Democratic Senate hopefuls Jon Ossoff and Rev. Raphael Warnock campaigned together in Clayton County Thursday with fewer than seven weeks left until the runoff elections that will determine control of the U.S. Senate.
Clayton County went heavily for president-elect Joe Biden and was the last to be counted on Election Night when Biden overtook President Donald Trump in the Georgia vote tally.
“Do you know how powerful you are?” Warnock asked the crowd about about 200. “You were the county that pushed us over the finish line and flipped Georgia blue.”
While moderate voters in Atlanta’s fast-changing suburban counties of Cobb and Gwinnett were essential to Democrats’ strength in the general election, both parties agree that the January runoffs will instead be a test of turning out base voters. Biden won 85% of the vote in Clayton.

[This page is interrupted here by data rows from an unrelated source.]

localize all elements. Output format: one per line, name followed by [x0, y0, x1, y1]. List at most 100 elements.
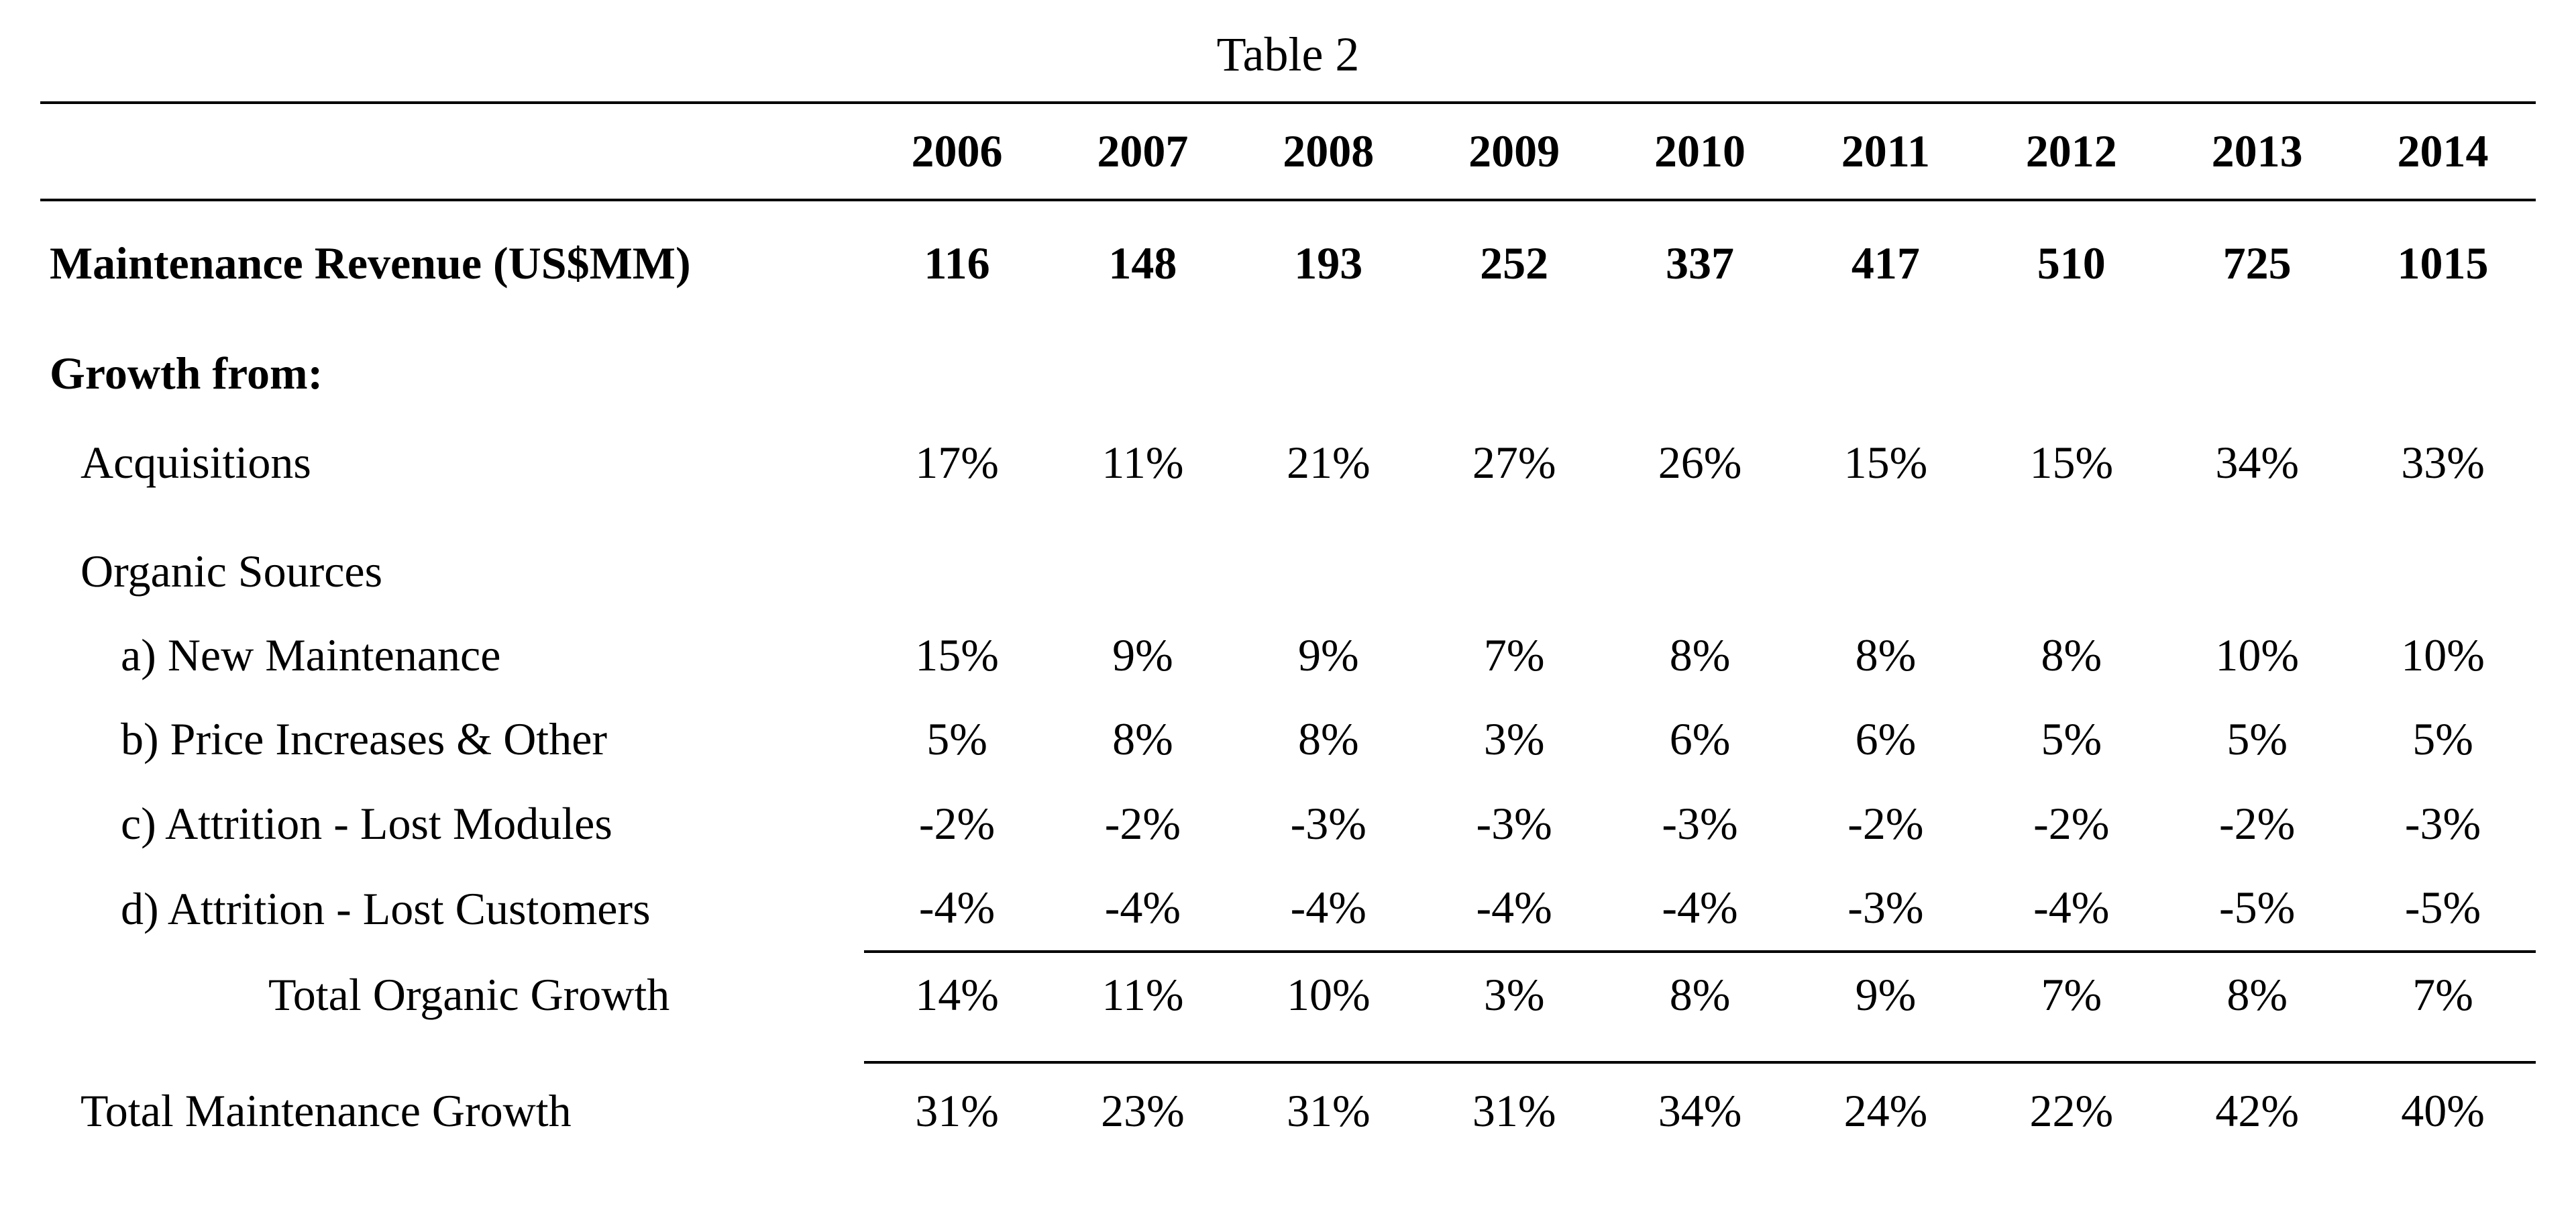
row-new-maintenance: a) New Maintenance 15% 9% 9% 7% 8% 8% 8%…: [40, 613, 2536, 697]
header-year: 2010: [1607, 103, 1793, 200]
cell: -3%: [1607, 782, 1793, 866]
header-year: 2012: [1978, 103, 2164, 200]
row-label: d) Attrition - Lost Customers: [40, 866, 864, 951]
cell: 7%: [2350, 952, 2536, 1037]
cell: 1015: [2350, 200, 2536, 311]
cell: 8%: [1050, 697, 1236, 781]
cell: 5%: [1978, 697, 2164, 781]
row-attrition-modules: c) Attrition - Lost Modules -2% -2% -3% …: [40, 782, 2536, 866]
cell: -4%: [1607, 866, 1793, 951]
cell: 33%: [2350, 421, 2536, 505]
row-label: c) Attrition - Lost Modules: [40, 782, 864, 866]
row-label: Acquisitions: [40, 421, 864, 505]
cell: -4%: [1978, 866, 2164, 951]
cell: 27%: [1421, 421, 1607, 505]
header-year: 2009: [1421, 103, 1607, 200]
row-maintenance-revenue: Maintenance Revenue (US$MM) 116 148 193 …: [40, 200, 2536, 311]
cell: -2%: [1050, 782, 1236, 866]
cell: 10%: [2350, 613, 2536, 697]
cell: -4%: [1421, 866, 1607, 951]
cell: 8%: [1607, 952, 1793, 1037]
table-header-row: 2006 2007 2008 2009 2010 2011 2012 2013 …: [40, 103, 2536, 200]
cell: 26%: [1607, 421, 1793, 505]
header-blank: [40, 103, 864, 200]
cell: 5%: [2164, 697, 2350, 781]
cell: -3%: [1236, 782, 1421, 866]
header-year: 2007: [1050, 103, 1236, 200]
financial-table: 2006 2007 2008 2009 2010 2011 2012 2013 …: [40, 101, 2536, 1158]
cell: 31%: [864, 1062, 1050, 1158]
header-year: 2008: [1236, 103, 1421, 200]
cell: 14%: [864, 952, 1050, 1037]
cell: -3%: [2350, 782, 2536, 866]
cell: 17%: [864, 421, 1050, 505]
cell: 3%: [1421, 952, 1607, 1037]
cell: -4%: [1050, 866, 1236, 951]
row-total-organic-growth: Total Organic Growth 14% 11% 10% 3% 8% 9…: [40, 952, 2536, 1037]
cell: 11%: [1050, 421, 1236, 505]
cell: 34%: [2164, 421, 2350, 505]
cell: 193: [1236, 200, 1421, 311]
cell: -4%: [1236, 866, 1421, 951]
cell: 116: [864, 200, 1050, 311]
row-acquisitions: Acquisitions 17% 11% 21% 27% 26% 15% 15%…: [40, 421, 2536, 505]
cell: 34%: [1607, 1062, 1793, 1158]
spacer: [40, 1037, 2536, 1062]
cell: 9%: [1236, 613, 1421, 697]
cell: -3%: [1421, 782, 1607, 866]
table-title: Table 2: [40, 27, 2536, 83]
row-label: Organic Sources: [40, 529, 864, 613]
cell: 31%: [1236, 1062, 1421, 1158]
row-label: Total Organic Growth: [40, 952, 864, 1037]
cell: 10%: [1236, 952, 1421, 1037]
cell: -2%: [1792, 782, 1978, 866]
cell: -5%: [2164, 866, 2350, 951]
cell: 5%: [2350, 697, 2536, 781]
row-label: b) Price Increases & Other: [40, 697, 864, 781]
cell: -2%: [2164, 782, 2350, 866]
row-total-maintenance-growth: Total Maintenance Growth 31% 23% 31% 31%…: [40, 1062, 2536, 1158]
cell: -4%: [864, 866, 1050, 951]
header-year: 2006: [864, 103, 1050, 200]
header-year: 2011: [1792, 103, 1978, 200]
cell: 23%: [1050, 1062, 1236, 1158]
cell: 417: [1792, 200, 1978, 311]
cell: 31%: [1421, 1062, 1607, 1158]
spacer: [40, 505, 2536, 529]
cell: 5%: [864, 697, 1050, 781]
cell: 6%: [1607, 697, 1793, 781]
row-attrition-customers: d) Attrition - Lost Customers -4% -4% -4…: [40, 866, 2536, 951]
cell: -5%: [2350, 866, 2536, 951]
cell: 7%: [1421, 613, 1607, 697]
row-label: Maintenance Revenue (US$MM): [40, 200, 864, 311]
cell: -3%: [1792, 866, 1978, 951]
cell: 8%: [1978, 613, 2164, 697]
cell: 3%: [1421, 697, 1607, 781]
header-year: 2014: [2350, 103, 2536, 200]
cell: -2%: [1978, 782, 2164, 866]
cell: 8%: [1792, 613, 1978, 697]
cell: 21%: [1236, 421, 1421, 505]
cell: 22%: [1978, 1062, 2164, 1158]
row-organic-sources-header: Organic Sources: [40, 529, 2536, 613]
cell: 11%: [1050, 952, 1236, 1037]
cell: 9%: [1050, 613, 1236, 697]
row-label: a) New Maintenance: [40, 613, 864, 697]
cell: -2%: [864, 782, 1050, 866]
cell: 42%: [2164, 1062, 2350, 1158]
cell: 725: [2164, 200, 2350, 311]
cell: 15%: [1978, 421, 2164, 505]
row-growth-from-header: Growth from:: [40, 311, 2536, 421]
cell: 7%: [1978, 952, 2164, 1037]
page: Table 2 2006 2007 2008 2009 2010 2011 20…: [0, 0, 2576, 1212]
cell: 10%: [2164, 613, 2350, 697]
cell: 9%: [1792, 952, 1978, 1037]
cell: 8%: [1607, 613, 1793, 697]
cell: 148: [1050, 200, 1236, 311]
cell: 24%: [1792, 1062, 1978, 1158]
cell: 15%: [1792, 421, 1978, 505]
cell: 8%: [1236, 697, 1421, 781]
cell: 8%: [2164, 952, 2350, 1037]
row-label: Total Maintenance Growth: [40, 1062, 864, 1158]
cell: 510: [1978, 200, 2164, 311]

As Warnock said that some politicians “don’t like what the people have said,” a man in the audience shouted, “Lock them up!” in reference to Republicans who had not acknowledged Georgia’s election results. But Warnock stopped the man from going on.
“We are not going to become that which we resist,” Warnock said, before delivering the rest of his remarks.
Ossoff used the event to slam Perdue over a report in the Daily Beast that the senator purchased a large amount of stock in a Naval contractor in the days before he assumed the gavel of the Senate subcommittee that oversees the Navy fleet.
“When he was heading a committee...that oversees the funding and operations of the United States Navy that’s responsible for the welfare of our sailors, he was pumping and dumping stock in the manufacturer of submarine components,” Ossoff said from the stage. “Is it too much to ask that those who serve us serve us, and not themselves?”
A spokeswoman for Perdue told the New York Times that the senator does not manage his own stocks, which are traded without his knowledge by an outside investment adviser.
Ossoff also asked the crowd, “Has anyone seen David Perdue?”
That’s in reference to Perdue’s thinner-than-usual campaign schedule since Election Day. Although he has attended Senate meetings and cast votes in Washington, Perdue has made just two campaign appearances in Georgia and has granted no interviews to local reporters.
The Perdue campaign also announced this week that he will not participate in the Atlanta Press Club debate against Ossoff scheduled in December.
That’s in contrast to Loeffler, who took multiple questions from Georgia reporters on Election Night said she would not only debate Warnock at the Atlanta Press Club on Dec. 6th, she’s open to doing more.
“I would welcome another chance to debate Raphael Warnock,” Loeffler told Fox News, adding: “Georgians need to know who he is and I welcome that chance to debate him as many times as he wants.”
Earlier Thursday, Perdue appeared in Perry alongside Loeffler and Sen. Tom Cotton.
Greg Bluestein contributed to this report.